Modified Adjusted Gross Income (MAGI) is a newer system that does not allow for the evaluation of assets or resources. MAGI is essentially your adjusted gross income – your total taxable income — plus various deductions like student loan deductions or exclusions for retirement funds like Roth IRA contributions.
However, when a Medicaid enrollee is applying for long-term care, there is a “look back” rule (aka, The 5-Year Rule) that does apply to assets. More on that below. In this case, “assets” refers to items like bank accounts, stocks and bonds. Certain assets are exempt, like Roth IRAs and one’s primary residence.
What is the 5-Year rule or “look back” rule?
The five-year rule refers to the “look back” rule, a Medicaid evaluation process which evaluates a person’s gifts and transfers from five years before they applied for Medicaid. The rule only applies when one is applying for long-term care. Medicaid will kick in to pay for long-term care only after an enrollee’s assets are totally extinguished. This means that things like savings accounts may prevent someone from obtaining long-term care funded by Medicaid. The obvious solution would be to gift the money– give it away to a spouse, a child, or even a charity. But Medicaid evaluates these gifts. If an enrollee made a gift or transfer within five years (or 60 months) of applying for long-term care, there will be a penalty.
When can I register for Medicaid?
You can register for Medicaid at any time of the year. Other healthcare plans have an “enrollment period” which lasts a few months – but is open to extensions, depending on your situation.

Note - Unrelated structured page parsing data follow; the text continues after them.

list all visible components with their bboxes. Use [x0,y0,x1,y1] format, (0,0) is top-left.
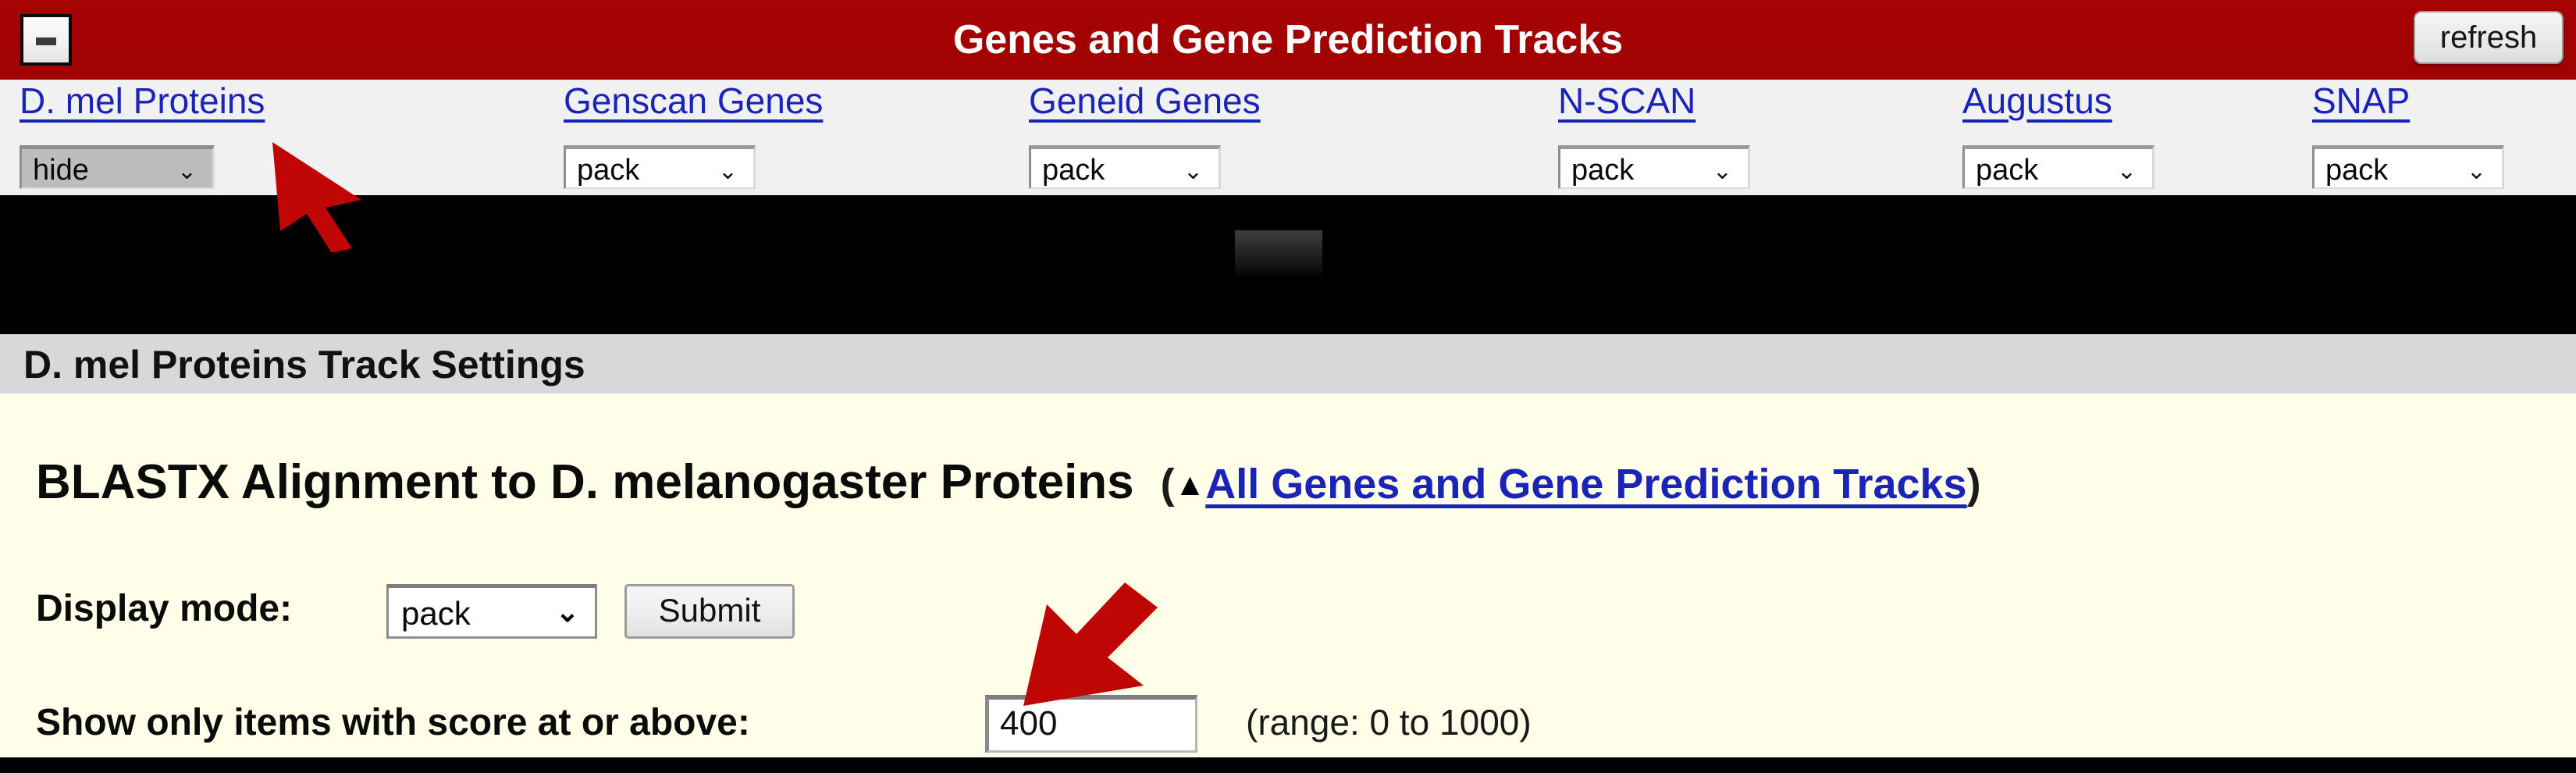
refresh-button[interactable]: refresh [2414,11,2564,64]
score-filter-label: Show only items with score at or above: [36,702,750,743]
track-cell-genscan-genes: Genscan Genes pack ⌄ [564,80,823,189]
chevron-down-icon: ⌄ [1183,159,1203,184]
track-link-augustus[interactable]: Augustus [1962,80,2112,122]
paren-close: ) [1966,461,1981,508]
track-cell-augustus: Augustus pack ⌄ [1962,80,2154,189]
score-threshold-input[interactable]: 400 [985,695,1197,753]
track-visibility-value-snap: pack [2325,154,2389,187]
minimize-button[interactable] [20,14,72,66]
track-cell-snap: SNAP pack ⌄ [2312,80,2504,189]
paren-open: ( [1160,461,1175,508]
track-visibility-value-d-mel-proteins: hide [33,154,89,187]
track-cell-geneid-genes: Geneid Genes pack ⌄ [1029,80,1261,189]
submit-button[interactable]: Submit [624,584,795,639]
chevron-down-icon: ⌄ [717,159,738,184]
chevron-down-icon: ⌄ [1712,159,1732,184]
all-genes-tracks-link[interactable]: All Genes and Gene Prediction Tracks [1205,461,1966,508]
track-cell-d-mel-proteins: D. mel Proteins hide ⌄ [20,80,265,189]
bottom-strip [0,757,2576,773]
chevron-down-icon: ⌄ [555,596,579,628]
track-visibility-value-geneid-genes: pack [1042,154,1105,187]
display-mode-select[interactable]: pack ⌄ [386,584,597,639]
genome-browser-image-feature [1235,230,1322,276]
track-visibility-select-genscan-genes[interactable]: pack ⌄ [564,145,756,189]
title-bar: Genes and Gene Prediction Tracks refresh [0,0,2576,80]
track-visibility-value-augustus: pack [1976,154,2039,187]
up-triangle-icon: ▲ [1174,468,1206,502]
track-visibility-value-genscan-genes: pack [577,154,640,187]
page-title: Genes and Gene Prediction Tracks [952,17,1624,62]
track-link-geneid-genes[interactable]: Geneid Genes [1029,80,1261,122]
track-visibility-select-n-scan[interactable]: pack ⌄ [1558,145,1750,189]
track-visibility-select-snap[interactable]: pack ⌄ [2312,145,2504,189]
track-heading: BLASTX Alignment to D. melanogaster Prot… [36,454,1981,510]
track-link-snap[interactable]: SNAP [2312,80,2410,122]
score-threshold-value: 400 [1000,704,1058,743]
track-settings-page: Genes and Gene Prediction Tracks refresh… [0,0,2576,773]
section-header-title: D. mel Proteins Track Settings [23,343,585,386]
display-mode-label: Display mode: [36,588,293,629]
chevron-down-icon: ⌄ [2116,159,2137,184]
track-visibility-value-n-scan: pack [1571,154,1635,187]
track-visibility-select-d-mel-proteins[interactable]: hide ⌄ [20,145,215,189]
track-link-genscan-genes[interactable]: Genscan Genes [564,80,823,122]
track-link-n-scan[interactable]: N-SCAN [1558,80,1695,122]
track-visibility-select-geneid-genes[interactable]: pack ⌄ [1029,145,1221,189]
section-header-bar: D. mel Proteins Track Settings [0,334,2576,394]
track-visibility-select-augustus[interactable]: pack ⌄ [1962,145,2154,189]
chevron-down-icon: ⌄ [2466,159,2486,184]
track-link-d-mel-proteins[interactable]: D. mel Proteins [20,80,265,122]
track-cell-n-scan: N-SCAN pack ⌄ [1558,80,1750,189]
display-mode-value: pack [401,595,471,632]
track-heading-text: BLASTX Alignment to D. melanogaster Prot… [36,455,1134,509]
chevron-down-icon: ⌄ [176,159,197,184]
score-range-note: (range: 0 to 1000) [1246,702,1532,743]
track-chooser-row: D. mel Proteins hide ⌄ Genscan Genes pac… [0,80,2576,195]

In addition, you may apply for Emergency Medicaid, in the event that you find yourself uninsured and in the emergency room. Emergency Medicaid can only be applied for in the event of a true emergency – one that has the patient (who is uninsured) in imminent danger. If you do end up applying for emergency Medicaid, you will have to proffer recent pay stubs, a utility bill, bank statements, and an identification card.
What does Medicaid coverage include?
The federal government requires that, at minimum, a state-run Medicaid program provides coverage for inpatient and outpatient care, rural health services, family planning, and smoking cessation for pregnant women, among others. The glaring exception in the “mandatory coverage” category is prescription drugs: Medicaid is not federally mandated to cover prescription drugs. However, all states provide prescription drug coverage in Medicaid. Other non-mandatory medical expenses include physical therapy, occupational therapy, and podiatry.
What does Medicaid prescription drug coverage include?
Medicaid prescription drug coverage is determined by states: many include copayments and, for those with higher incomes, co-insurance (a percentage of a drug’s costs). Copayments are very low for Medicaid enrollees at or below 150% of the FPL. That goes for preferred drugs, generics and brands, but even non-preferred drug copays are low. In Pennsylvania, for example, the copay for generics and brands is $1 and $3, respectively. In Montana, preferred brands are $4 and non-preferred brands are $8. Mississippi charges a copayment of $3. Many states do not charge a copayment for generics at all and other states, including Rhode Island and Texas, do not have copayments for generics or brands.
If your income is higher than 150% of the poverty level, then the prescription drug costs can be substantial – you may have to pay up to 20% of a drug’s cost for non-preferred drugs.
Can Medicaid look at my bank account?
No. States confirm Medicaid eligibility by using “available electronic data.” That means the government uses tax records to confirm that your income is what you say it is.
Does Medicaid pay for eyeglasses?
The federal government does not force states to provide eyeglasses. Eyeglasses are included under “optional expenses” for some states. For example, the state of Alabama will cover one pair of eyeglasses per three years. Other states offer one pair every 24 months. In contrast to eyewear, most states cover visits to the optometrist.
Does Medicaid cover dental care for adults in 2019?
Once again, Medicaid does not need to provide dental coverage. Per Medicaid.gov, many states do provide emergency dental coverage, but not regular coverage for check-ups.